On irreal literature

“But what is it, it might be asked, that distinguishes irrealism from these other contemporary genres of literature and art that also ask us to accept the impossibility of their physics? One of the key differences is that, in these other genres, there is an internal consistency to the ‘impossible’ physics of the story; that is, once the reader understands and accepts this alternative physics, he or she can assume that the story and the world it describes will be consistent with it. And, to facilitate this transition, this alternative physics is generally based on some pre-modern physics or the other that is already familiar to the reader, such as the belief in ghosts that Henry James utilized in The Turn of the Screw. Thus the author, as soon as he or she has established this alternative set of physical laws, will remain as faithful to them as the realist author is to contemporary physics. In fact, if this alternative physics stops working in the course of the story the author must explain why this is so (as in certain fairy tales where an explanation would have to be offered if, at some point in the story, the carpet didn’t fly).

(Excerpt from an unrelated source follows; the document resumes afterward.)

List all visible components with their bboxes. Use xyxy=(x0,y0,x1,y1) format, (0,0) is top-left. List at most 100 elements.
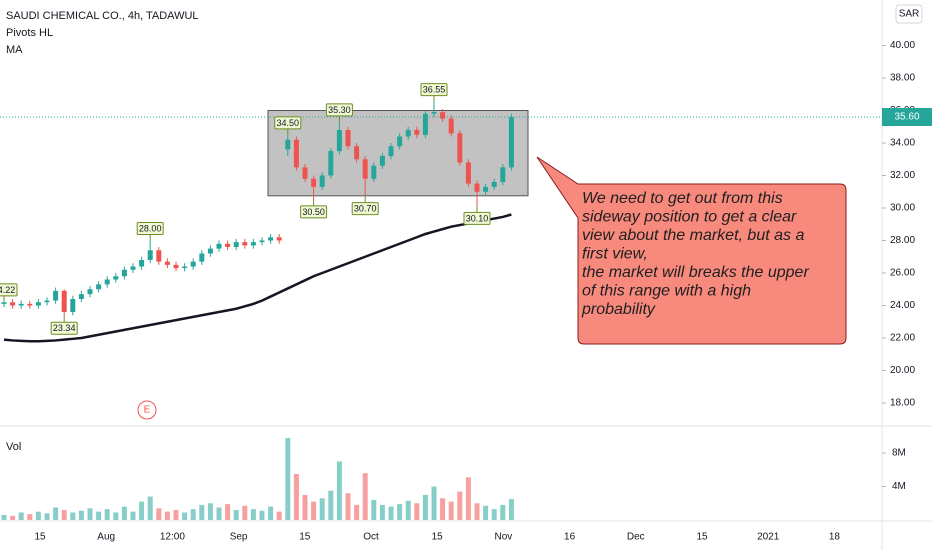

“In an irreal story, however, not only is the physics underlying the story impossible, as it is in these other genres, but it is also fundamentally and essentially unpredictable (in that it is not based on any traditional or scientific conception of physics) and unexplained. In a story like ‘Metamorphosis’ there is no physical law, even a fantastic one such as a spell or a curse, which is put forward to explain Gregor Samsa’s transformation. It is simply an absurdity that has happened, an absurdity that places itself between him and his goals in life.”

—“What is irrealism?”, by G.S. Evans (x)

I don’t understand how this genre differs from surrealism or magic realism, but this is a good analysis of it regardless.

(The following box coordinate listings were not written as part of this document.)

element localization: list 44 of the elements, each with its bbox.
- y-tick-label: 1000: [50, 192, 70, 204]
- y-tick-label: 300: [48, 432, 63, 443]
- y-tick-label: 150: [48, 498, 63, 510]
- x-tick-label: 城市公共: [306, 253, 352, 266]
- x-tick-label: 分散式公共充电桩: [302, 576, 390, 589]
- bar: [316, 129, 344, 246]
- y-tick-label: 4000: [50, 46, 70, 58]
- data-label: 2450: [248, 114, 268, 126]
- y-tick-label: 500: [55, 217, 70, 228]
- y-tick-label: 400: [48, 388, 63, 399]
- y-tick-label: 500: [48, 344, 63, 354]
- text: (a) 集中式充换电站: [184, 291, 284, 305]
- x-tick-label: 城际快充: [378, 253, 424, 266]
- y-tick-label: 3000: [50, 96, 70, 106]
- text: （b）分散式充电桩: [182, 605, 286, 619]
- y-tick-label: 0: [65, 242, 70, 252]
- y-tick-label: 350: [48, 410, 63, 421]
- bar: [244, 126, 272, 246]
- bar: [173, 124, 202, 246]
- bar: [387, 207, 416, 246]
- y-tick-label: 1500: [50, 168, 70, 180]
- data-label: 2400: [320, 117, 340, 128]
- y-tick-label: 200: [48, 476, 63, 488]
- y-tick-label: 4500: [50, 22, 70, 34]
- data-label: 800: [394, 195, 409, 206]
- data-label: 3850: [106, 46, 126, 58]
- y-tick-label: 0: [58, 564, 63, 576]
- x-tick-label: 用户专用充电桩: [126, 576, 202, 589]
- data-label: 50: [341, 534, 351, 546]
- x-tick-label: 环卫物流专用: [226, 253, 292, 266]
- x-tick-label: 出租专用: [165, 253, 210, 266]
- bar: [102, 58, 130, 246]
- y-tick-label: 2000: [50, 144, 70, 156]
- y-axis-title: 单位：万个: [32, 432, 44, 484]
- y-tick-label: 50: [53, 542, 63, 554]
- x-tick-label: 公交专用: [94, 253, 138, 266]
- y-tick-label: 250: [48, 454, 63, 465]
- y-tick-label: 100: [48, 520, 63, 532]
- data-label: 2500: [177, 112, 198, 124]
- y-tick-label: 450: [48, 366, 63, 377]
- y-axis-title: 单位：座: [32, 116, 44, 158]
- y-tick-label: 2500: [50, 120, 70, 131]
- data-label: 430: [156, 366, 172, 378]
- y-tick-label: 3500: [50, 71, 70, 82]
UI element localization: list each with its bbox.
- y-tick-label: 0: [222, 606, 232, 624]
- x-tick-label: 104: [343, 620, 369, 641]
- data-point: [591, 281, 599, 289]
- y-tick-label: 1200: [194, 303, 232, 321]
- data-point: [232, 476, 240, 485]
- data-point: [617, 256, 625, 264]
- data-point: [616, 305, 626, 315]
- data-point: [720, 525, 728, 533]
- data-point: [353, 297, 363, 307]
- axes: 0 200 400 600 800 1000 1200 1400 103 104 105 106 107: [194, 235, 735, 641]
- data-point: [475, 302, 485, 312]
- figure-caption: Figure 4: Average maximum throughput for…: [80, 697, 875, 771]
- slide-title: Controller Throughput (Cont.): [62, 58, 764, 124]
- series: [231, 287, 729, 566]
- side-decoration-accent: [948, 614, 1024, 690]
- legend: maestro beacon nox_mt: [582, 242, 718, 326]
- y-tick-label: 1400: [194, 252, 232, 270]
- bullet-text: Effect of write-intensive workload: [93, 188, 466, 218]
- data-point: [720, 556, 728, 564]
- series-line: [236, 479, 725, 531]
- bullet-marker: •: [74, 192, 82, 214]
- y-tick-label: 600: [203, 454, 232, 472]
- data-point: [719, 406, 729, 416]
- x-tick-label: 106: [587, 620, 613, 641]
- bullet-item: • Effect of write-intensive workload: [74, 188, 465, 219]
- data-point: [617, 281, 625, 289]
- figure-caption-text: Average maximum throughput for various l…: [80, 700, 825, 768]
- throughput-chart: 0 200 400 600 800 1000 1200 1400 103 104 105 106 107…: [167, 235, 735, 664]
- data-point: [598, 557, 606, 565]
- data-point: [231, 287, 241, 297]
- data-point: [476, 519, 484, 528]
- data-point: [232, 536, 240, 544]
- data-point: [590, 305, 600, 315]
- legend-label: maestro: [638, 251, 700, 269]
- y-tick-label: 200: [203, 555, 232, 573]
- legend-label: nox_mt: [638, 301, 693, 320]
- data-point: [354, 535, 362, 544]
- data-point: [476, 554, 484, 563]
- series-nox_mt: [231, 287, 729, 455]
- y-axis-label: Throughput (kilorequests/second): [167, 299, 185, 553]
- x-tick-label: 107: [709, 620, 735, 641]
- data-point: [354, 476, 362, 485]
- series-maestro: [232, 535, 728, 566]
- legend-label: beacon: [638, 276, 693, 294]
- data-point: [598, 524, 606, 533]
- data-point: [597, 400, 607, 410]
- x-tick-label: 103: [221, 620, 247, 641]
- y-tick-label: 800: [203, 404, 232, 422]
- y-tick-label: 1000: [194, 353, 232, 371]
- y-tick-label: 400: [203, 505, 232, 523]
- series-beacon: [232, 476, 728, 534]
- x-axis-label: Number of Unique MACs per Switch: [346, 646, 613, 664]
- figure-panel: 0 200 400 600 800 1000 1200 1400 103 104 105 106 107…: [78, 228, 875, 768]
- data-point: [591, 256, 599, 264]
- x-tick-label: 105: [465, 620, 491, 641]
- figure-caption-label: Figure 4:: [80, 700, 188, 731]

Worldbuilding seems to be key here. Irreal, surreal, or magic realist literature refuses to worldbuild in a coherent fashion.

A false emblem

“One will wonder quite reasonably why tigers and not leopards or jaguars? I can only respond that spots displease me and not stripes. If I were to write leopard in place of tiger the reader would immediately intuit that I was lying.”

—Jorge Luis Borges, as translated by Christopher Mulrooney (found here)

I love this but I’m not sure I understand or agree. Surely we all disguise our experiences, at least in fiction, by substituting one specific detail for another. Surely readers can’t read our minds and understand that this particular symbol or emblem is a false one. It seems to me that including true details (like the names of real people we’ve known) serves only a private purpose, a magical purpose.

On an unrelated note, Mulrooney removes Borges’ comma from that last sentence. I wonder why? Perhaps the Spanish original has a flat or abrupt or emphatic tone that’s best captured in English by eliminating the pause.

Haha yes this

“I don’t believe in craft in the abstract—each individual novel is its own rule book, training ground, factory, and independent republic.”

—Zadie Smith (x)

Do characters need to change?

“What most interests me is surprise, discovering a capacity for something—tenderness, violence, duplicity, hope—within a character that I didn’t expect to find. For me, this is profoundly different and infinitely more compelling than a character who ‘changes.’ I’m not one of these folks who believe that stories are always about change or that there needs to be a Joycean epiphany three-quarters through a short story. In fact, such rigidness smacks a little of hogwash to me. So often the so-called changes in characters feel manufactured, crowbarred into the plot.

“When the ‘change’ feels beautiful and natural and, to invoke the workshop term, ‘earned,’ I think it’s because the character has confirmed what we’ve hoped or suspected all along. Maybe the character hasn’t changed at all, but rather has finally been put in a situation where her truest self can be revealed.”